Algebraic equations are mathematical statements that show the equality between two expressions. They involve variables, constants, and arithmetic operations such as addition, subtraction, multiplication, and division.
For example, in the context of our exercise, the equation is given as \(4x = 2x - 10\). Here, \(x\) is the variable and the numbers are constants.
Algebraic equations can vary from very simple to very complex; however, many can be solved using just a few straightforward techniques.

• The ultimate goal is to isolate the variable on one side of the equation, typically the left side.
• Achieving this makes it easier to find what value the variable represents, if any.
• Solutions are numbers that, when substituted into the equation, make the equation true.

Understanding algebraic equations is crucial as they form the foundation for many other concepts in mathematics, including inequalities, functions, and calculus.

Linear equations are a type of algebraic equation where the highest power of the variable is one.
Such equations take the general form of \(ax + b = c\), where \(a\), \(b\), and \(c\) are constants and \(x\) is the variable.
In our exercise example, the equation is \(4x = 2x - 10\), and we are asked to determine if \(-5\) is a solution.

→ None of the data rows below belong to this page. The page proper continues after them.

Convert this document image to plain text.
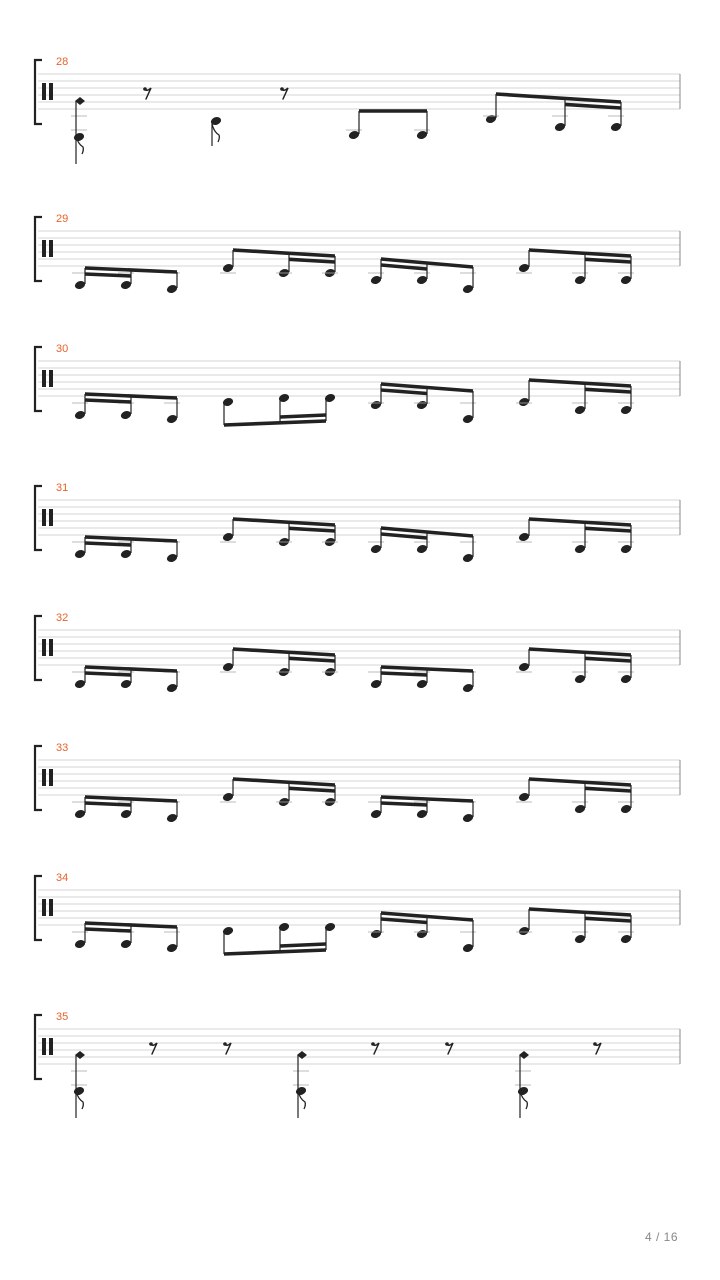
28
29
30
31
32
33
34
35
4 / 16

• Solving these equations often involves the same steps, starting with simplifying both sides.
• Then, we involve inverse operations to isolate the variable.
• Inverse operations refer to operations that undo each other, like addition and subtraction or multiplication and division.

Linear equations can have one unique solution, infinitely many solutions, or no solutions at all, depending on the circumstances.
In our exercise, substituting \(-5\) for \(x\) leads to both sides of the equation being equal, confirming that \(-5\) is indeed a solution.

The substitution method is an approach often used to solve systems of equations but is also applicable for checking solutions for single equations.
In the context of our example, we use substitution to replace the variable \(x\) with the given number, \(-5\).
The equation changes from \(4x = 2x - 10\) to \(4(-5) = 2(-5) - 10\).

• This method helps determine if the chosen value satisfies the equation.
• If both sides simplify to the same value, the number works as a solution.
• If they do not match, the number is not a solution.

This method provides a concrete way to verify solutions, making it an essential tool for solving not only simple equations but more complex problems too.